I'm currently using a nice, clean Wordpress theme out at Mad Techie Woman until I can find the time to create my own, and I appreciate the folks that make this available.
However, I found a gotcha with one WP theme today. One of the more popular WP themes is Water 1.1. Like all themes, the creator is listed in small print at the bottom, usually with a link to the creator's web site. This linkage is more than a fair price for the use of the theme. However, at least with this theme and who knows how many others (quite a few from this Google search), there's a link to a theme sponsor, in this case a site selling poker tables.
I checked with Matt at Wordpress, and I gather there was a discussion about this a few months back. All of these links are to be removed from all of the themes once the current ad contract ends for the theme producer. Whether it's there still or not, you should remove it from your site, because the theme creator does not get any money for this showing up on your site.
If you put the theme out as is, primarily customizing the content, header, and sidebar, you might miss this link. If you're not very experienced with HTML and/or CSS, you'll probably miss this link. However, if your site doesn't allow advertising, such as Wordpress.com, you're in violation of their EULA. More than that, do you want to have a link to a poker-related site as payment for a theme?
If you're using a theme, check it for links such as this and remove them. If you're not familiar with HTML, following are the steps you can take to remove the sponsor link:
- In the theme directory, locate the footer.php file using your favorite FTP application.
- Download this file.
- Open the file in your text editor tool, such as TextEdit for Mac, or Notepad for Windows.
- Find the line that reads something like "| Theme sponsor: <a href="http://www.webertables.com">Weber Poker Tables</a>. The company or web site could, and does change.
- Delete this text, save the file, and reload it to your server, overwriting the existing footer.php file.
Why is this important? After all, it's just a link. Robert Scoble wrote recently that these 'static' links don't count as much as links within a post. Is he correct?
Actually, these static links count for a lot. For instance, I've been linked in several posts at the new URL, but few static links because I redirected all incoming links from my old URL to this new one. According to Robert, I should be getting lots of page cred from the dynamic links. Yet this site still shows up as page rank of zero. I'm not worried about it, because I know this will change over time. Well, as long as I don't get too boring or some such thing.
Page rank isn't just a matter of links. No one really knows Google's algorithms, but from personal observation over the years, the page ranking seems to be a combination of time in the Google index, number of incoming links, page rank of incoming links, and link behavior: links that float off the front page, as compared to links that statically remain within a page.
Our post links count, true, but a static link from a medium or higher ranked site is worth its weight in pure SEO gold. Webloggers, if they hang around long enough, typically become 4-7 page ranked sites.
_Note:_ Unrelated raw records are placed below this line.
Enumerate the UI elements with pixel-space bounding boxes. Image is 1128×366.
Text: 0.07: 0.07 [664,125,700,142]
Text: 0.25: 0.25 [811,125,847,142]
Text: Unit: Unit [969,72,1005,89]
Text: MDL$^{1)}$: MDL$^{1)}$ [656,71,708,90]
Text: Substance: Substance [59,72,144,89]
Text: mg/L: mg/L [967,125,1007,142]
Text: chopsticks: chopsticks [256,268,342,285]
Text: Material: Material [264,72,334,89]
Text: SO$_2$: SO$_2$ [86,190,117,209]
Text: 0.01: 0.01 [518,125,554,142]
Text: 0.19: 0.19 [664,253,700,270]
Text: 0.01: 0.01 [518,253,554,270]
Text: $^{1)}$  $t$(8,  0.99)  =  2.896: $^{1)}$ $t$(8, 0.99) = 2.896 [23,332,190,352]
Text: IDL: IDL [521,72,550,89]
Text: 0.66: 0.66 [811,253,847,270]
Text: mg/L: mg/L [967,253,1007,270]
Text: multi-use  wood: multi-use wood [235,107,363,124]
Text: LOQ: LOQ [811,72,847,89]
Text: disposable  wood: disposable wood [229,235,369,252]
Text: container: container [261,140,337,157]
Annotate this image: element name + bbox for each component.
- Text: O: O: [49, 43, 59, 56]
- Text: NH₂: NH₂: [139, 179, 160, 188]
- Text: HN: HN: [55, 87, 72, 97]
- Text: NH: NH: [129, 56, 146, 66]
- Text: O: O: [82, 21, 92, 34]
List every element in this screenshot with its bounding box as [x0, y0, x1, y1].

That's more than most sites, which makes us very attractive from an SEO perspective. PayPerPost may offer some SEO optimization, with the in-post linking from several webloggers, but sidebar or footer or other static linking is still an important component of permanently pushing a site's rank up a notch. Combine several weblogger's relatively modest page ranks with a static footer link, let it cook for a few months, and you have bubbled a site up a notch.
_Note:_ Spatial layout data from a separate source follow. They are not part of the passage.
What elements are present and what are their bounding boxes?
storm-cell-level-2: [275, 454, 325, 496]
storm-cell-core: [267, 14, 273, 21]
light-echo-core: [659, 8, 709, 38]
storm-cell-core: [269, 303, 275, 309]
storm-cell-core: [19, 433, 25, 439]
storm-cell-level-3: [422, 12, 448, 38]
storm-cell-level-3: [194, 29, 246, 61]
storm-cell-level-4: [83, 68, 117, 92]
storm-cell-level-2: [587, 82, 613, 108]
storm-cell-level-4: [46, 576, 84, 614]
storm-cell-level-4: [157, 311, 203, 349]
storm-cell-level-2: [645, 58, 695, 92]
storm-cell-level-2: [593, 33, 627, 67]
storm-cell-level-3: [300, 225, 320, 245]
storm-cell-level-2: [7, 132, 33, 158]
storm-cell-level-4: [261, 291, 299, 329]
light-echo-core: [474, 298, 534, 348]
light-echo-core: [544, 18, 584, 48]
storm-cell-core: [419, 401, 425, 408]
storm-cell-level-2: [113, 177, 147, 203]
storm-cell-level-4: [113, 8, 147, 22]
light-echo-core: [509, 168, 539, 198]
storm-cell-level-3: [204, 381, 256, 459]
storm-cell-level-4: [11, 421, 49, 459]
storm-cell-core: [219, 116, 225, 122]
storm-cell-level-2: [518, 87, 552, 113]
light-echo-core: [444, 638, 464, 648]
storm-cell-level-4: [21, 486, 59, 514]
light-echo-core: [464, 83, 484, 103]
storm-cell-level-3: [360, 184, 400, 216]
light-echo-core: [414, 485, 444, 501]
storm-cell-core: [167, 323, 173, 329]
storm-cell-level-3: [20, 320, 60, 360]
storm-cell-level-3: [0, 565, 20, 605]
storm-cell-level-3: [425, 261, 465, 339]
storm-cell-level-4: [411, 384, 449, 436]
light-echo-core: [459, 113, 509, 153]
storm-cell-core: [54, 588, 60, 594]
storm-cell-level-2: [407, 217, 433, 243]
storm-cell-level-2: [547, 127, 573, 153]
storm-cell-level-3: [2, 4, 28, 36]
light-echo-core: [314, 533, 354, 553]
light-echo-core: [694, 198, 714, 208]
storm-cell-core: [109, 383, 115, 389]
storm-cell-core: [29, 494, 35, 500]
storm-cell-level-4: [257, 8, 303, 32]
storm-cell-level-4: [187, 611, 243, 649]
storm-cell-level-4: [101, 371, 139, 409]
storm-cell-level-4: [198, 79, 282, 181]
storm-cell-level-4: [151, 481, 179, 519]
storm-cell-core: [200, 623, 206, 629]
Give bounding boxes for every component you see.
Case in point: which weblogger's site is worth more from an SEO perspective than most others? Would you think it Techcrunch? Scoble's? Huffington Post? Michelle Malkin?
No, it's Matt Mullenweg's site. Techcrunch, Scoble's old and new URL, and Huffington Post all have a page rank of 7, while Matt's is the relatively high atmosphere 8.
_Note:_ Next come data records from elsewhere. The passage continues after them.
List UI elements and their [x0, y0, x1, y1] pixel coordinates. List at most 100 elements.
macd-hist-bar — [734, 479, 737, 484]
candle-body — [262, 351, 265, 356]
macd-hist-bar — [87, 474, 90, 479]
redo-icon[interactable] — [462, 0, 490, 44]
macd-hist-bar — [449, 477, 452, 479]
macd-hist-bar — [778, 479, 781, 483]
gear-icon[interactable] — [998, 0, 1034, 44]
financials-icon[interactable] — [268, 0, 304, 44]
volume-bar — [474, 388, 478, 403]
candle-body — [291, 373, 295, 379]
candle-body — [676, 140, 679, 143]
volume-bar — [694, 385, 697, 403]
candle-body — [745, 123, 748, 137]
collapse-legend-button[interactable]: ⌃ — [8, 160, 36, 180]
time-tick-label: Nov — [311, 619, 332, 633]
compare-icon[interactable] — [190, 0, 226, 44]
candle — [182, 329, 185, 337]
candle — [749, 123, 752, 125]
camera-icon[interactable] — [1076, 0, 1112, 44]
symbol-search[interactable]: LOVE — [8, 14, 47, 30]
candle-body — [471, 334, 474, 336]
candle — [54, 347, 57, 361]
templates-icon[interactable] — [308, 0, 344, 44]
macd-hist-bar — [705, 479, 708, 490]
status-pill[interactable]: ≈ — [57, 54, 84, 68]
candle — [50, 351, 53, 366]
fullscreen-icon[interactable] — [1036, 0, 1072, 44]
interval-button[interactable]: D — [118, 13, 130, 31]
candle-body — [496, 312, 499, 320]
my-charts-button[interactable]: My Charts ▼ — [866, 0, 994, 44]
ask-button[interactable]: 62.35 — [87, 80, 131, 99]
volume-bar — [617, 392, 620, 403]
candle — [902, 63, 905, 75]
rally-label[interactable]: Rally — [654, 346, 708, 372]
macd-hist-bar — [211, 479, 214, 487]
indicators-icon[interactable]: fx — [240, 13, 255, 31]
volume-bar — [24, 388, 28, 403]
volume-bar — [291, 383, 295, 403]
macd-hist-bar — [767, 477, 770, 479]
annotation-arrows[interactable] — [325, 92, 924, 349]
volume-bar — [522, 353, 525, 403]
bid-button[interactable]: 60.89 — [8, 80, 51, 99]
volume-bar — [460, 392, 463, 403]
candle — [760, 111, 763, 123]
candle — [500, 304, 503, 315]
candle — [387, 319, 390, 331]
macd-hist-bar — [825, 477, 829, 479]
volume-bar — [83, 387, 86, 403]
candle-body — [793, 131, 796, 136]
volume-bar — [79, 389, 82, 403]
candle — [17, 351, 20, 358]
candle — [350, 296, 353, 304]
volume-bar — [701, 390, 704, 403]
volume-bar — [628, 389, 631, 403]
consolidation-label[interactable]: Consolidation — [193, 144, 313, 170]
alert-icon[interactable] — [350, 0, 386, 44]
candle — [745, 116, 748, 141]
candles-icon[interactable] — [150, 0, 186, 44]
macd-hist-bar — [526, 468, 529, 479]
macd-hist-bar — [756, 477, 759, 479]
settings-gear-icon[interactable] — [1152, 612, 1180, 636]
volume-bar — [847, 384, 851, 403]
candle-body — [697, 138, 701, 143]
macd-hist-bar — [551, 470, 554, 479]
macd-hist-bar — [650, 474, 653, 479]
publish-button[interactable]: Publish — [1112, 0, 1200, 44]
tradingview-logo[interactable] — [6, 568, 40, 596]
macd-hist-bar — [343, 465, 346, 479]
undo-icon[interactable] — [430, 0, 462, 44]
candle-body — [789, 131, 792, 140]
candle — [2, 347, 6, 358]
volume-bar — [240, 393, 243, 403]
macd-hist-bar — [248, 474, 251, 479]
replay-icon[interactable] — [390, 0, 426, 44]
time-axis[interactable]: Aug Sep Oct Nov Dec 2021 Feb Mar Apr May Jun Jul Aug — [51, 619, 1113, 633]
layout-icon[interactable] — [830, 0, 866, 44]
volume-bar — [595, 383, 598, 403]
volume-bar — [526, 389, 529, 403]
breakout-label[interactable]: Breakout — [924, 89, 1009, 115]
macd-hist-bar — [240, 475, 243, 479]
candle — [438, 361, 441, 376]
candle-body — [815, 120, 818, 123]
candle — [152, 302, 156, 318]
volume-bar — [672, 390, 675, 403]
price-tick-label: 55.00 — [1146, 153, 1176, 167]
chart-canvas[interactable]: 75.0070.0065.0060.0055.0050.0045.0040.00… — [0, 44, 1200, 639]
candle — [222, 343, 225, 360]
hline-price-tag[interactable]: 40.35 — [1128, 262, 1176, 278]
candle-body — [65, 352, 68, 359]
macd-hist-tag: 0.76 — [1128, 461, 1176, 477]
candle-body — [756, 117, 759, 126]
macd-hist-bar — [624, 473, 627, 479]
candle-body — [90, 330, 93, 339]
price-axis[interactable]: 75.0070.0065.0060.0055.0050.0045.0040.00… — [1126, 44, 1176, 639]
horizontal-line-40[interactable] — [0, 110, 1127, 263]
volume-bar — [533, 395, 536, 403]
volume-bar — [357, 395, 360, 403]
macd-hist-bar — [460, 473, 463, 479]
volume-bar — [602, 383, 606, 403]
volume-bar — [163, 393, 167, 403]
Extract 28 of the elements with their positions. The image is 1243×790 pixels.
The reason Matt's is ranked higher is based on a number of factors. First, his site has been around a long time, and has been linked in blogrolls and weblog posts; these meet the history and links requirements. However, in my opinion, what pushed Matt up, and has kept his rank high, is when we downloaded Wordpress, Matt's site came pre-loaded as a sidebar link and most people just kept it in. Yes, he has in-post links, and has been linked by high ranked sites, but it's the longevity and the so-called 'static' links from the pre-loaded sidebar list items that give him that edge, pushing him from 7 to 8.
Other of the top sites that also have an 8 page rank are BoingBoing and Daily Kos, which are again two sites that have post links but also have accrued a great number of 'static' links in sidebars and such over the years. Michelle Malkin, Huffington Post, and Techcrunch, like the other Technorati Top 100 sites with a Google rank of 7 may have Technorati rank but not Google rank because they don't have the long-term history and the static linking that transcends appearance in 'just' pages. In fact, they don't have any more pagerank than most longer-term reasonably popular webloggers who were around in the blogroll boom times.
In many ways, Technorati's algorithm goes contrary to Google's own algorithms. It disregards the history that Google values.
These static links do count, especially over time. Bottom line, as much as you want to 'pay back' the theme creator, you're giving a gift that keeps on giving–way beyond the value the theme creator received from the deal.